All in all, a complex storm that certainly hasn’t shown us its last cards yet. Stay tuned!
High pressure moves in behind the storm leading to much improved conditions for Sunday into next week. Next chance of precip is midweek with the passage of a cold front, some models have phasing between the two streams which could produce a larger event, but at this lead time just going with a chance of rain and snow for now until we get through the short term as its likely that the track of the next system will be based on the track of this one.
Wednesday: Mostly sunny, with highs in the mid 50s.
Thursday: A chance of showers, then rain becoming likely late. Highs in the mid 50s. Chance of precipitation is 70%.

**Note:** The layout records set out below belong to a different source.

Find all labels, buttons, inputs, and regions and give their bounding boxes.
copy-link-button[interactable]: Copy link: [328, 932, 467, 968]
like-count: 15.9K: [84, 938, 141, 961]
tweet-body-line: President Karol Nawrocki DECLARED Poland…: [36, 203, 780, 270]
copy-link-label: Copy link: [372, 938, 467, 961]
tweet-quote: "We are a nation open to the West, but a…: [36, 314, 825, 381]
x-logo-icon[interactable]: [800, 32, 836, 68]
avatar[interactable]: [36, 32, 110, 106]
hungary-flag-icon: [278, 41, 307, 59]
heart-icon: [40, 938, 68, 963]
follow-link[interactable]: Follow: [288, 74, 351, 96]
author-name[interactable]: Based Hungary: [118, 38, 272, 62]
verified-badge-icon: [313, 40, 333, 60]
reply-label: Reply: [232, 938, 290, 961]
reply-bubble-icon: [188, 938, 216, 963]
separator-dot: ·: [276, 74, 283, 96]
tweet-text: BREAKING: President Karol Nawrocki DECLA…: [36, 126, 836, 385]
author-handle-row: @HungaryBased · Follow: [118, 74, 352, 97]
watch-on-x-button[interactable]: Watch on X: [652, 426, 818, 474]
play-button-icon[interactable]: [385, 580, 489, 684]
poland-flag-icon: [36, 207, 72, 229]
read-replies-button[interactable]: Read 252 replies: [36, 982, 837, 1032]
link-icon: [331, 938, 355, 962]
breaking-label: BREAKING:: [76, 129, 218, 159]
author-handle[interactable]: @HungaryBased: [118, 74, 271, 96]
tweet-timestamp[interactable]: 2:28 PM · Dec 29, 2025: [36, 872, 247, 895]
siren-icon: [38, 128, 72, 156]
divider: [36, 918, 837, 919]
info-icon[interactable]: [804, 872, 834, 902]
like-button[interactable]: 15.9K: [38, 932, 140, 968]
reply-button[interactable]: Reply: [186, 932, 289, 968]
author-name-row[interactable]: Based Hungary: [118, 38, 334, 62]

Friday: Rain, then rain or snow. Highs in the mid to upper 40s. Chance of precipitation is 95%.
Saturday: A chance of showers, otherwise, mostly cloudy, with highs in the mid 40s. Chance of precipitation is 50%.
Sunday: Mostly sunny, with highs in the upper 30s to lower 40s.
Monday: Mostly sunny, with highs in the lower 40s.
Tuesday: A chance of rain or snow, otherwise, mostly cloudy, with highs in the lower 40s. Chance of precipitation is 40%.
Wednesday: A chance of rain or snow, otherwise, mostly cloudy, with highs in the upper 30s. Chance of precipitation is 40%.